И здесь, в этом святая святых звездолёта, где никогда не было ни пылинки, царил разгром. Правда, большинство приборов уцелело, и сейчас они оживлённо перемаргивались разноцветными огоньками, но даже беглого взгляда Икару было достаточно, чтобы увидеть вырванные из своих гнёзд очётчики, программные устройства, осколки стекла, перекошенные рычажки на центральном пульте управления.
Но сейчас всё это не интересовало мальчика: у локатора фронтального обзора, широко раскинув руки, лежал его отец. Глаза его были закрыты, из уголка рта через подбородок на шею сбегала узкая полоска уже засохшей крови. Ни Бахтина, ни Соколова в рубке не было.
Глухо вскрикнув, Икар бросился к отцу. Задыхаясь, мальчик подтянул его к креолу и, собрав все силы, втащил отяжелевшее тело на мягкое, широкое сидение. Потом разыскал сосуд с водой и выплеснул её отцу на лицо. Струйки воды побежали за ворот рубашки. Андрей Дмитриевич глубоко вздохнул и открыл глаза.
Несколько мгновений он всматривался в Икара затуманившимся взором и не узнавал его. Затем притянул мальчика к себе.
– Что случилось, отец? – растерянно опросил Икар, приглаживая ладонью спутавшиеся волосы Ожегова. – Приборы разбиты, Бахтина и Соколова нет, ты в крови…
– Катастрофа, – с трудом шевеля разбитыми губами, ответил Андрей Дмитриевич. – И, кажется, серьёзная.
Глава вторая.
«Без руля и без ветрил». Поиски и надежды. Трагедия планеты Марс. Открытие Виктора Сергеева. Корабли летят к Сирасколии. Штурм «зоны неприступности». Перед неизвестностью
Уцелевший хронометр на центральном пульте управления отсчитывал уже двадцать первый час с того мгновения, как «Малахит», потерявший управление, начал блуждать в бесконечных просторах Вселенной. Точнейшие астронавигационные приборы, которые удалось починить Ожегову и Икару, вычерчивали на шестиметровой карте звёздного неба сложную кривую маршрута. Штурманская рубка была окутана полумраком. Скорость корабля резко падала. Метеориты, астероиды, осколки космических тел, проносившиеся мимо звездолёта и не обладавшие силой притяжения, достаточной для того, чтобы навсегда приковать его к себе, беспрерывно на мельчайшие доли градуса меняли его курс. Корпус корабля отзывался на эти изменения глухой вибрацией.
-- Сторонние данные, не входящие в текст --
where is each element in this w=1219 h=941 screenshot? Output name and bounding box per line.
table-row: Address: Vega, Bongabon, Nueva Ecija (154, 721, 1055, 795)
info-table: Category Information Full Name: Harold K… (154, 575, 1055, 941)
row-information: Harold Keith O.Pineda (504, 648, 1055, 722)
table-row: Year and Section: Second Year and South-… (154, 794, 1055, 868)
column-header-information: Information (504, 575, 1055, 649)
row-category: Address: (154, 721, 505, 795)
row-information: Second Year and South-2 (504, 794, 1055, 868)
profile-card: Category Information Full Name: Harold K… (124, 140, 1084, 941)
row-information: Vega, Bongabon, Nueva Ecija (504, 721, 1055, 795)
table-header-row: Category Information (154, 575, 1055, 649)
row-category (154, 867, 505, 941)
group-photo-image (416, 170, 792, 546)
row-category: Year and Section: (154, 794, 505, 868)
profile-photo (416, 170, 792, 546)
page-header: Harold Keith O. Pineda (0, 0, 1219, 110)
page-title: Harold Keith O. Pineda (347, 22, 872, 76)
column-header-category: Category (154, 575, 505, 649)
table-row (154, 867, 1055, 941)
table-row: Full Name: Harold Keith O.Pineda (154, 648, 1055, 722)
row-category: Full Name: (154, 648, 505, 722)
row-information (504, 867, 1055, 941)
Андрей Дмитриевич, придя в сознание, двадцать первый час не отрывал воспалённых глаз от полусферического экрана локатора. Всякий раз, когда на чёрном бархатном поле появлялась огненная точка, в рубке раздавался резкий, тревожный звонок, сопровождавшийся сухим потрескиванием. Это сверхскоростная электронная вычислительная машина, соединённая с локатором, производила расчёт траектории движущегося навстречу кораблю космического тела. И в те короткие доли секунды, пока Андрей Дмитриевич успевал охватить взглядом колонки цифр, вспыхивавших на продолговатом матовом экране «СВМ», леденящий холодок подступал к сердцу: механические роботы не действовали, импульсные противометеоритные орудия безмолвствовали. Гибель главного и вспомогательных двигателей лишила их энергии.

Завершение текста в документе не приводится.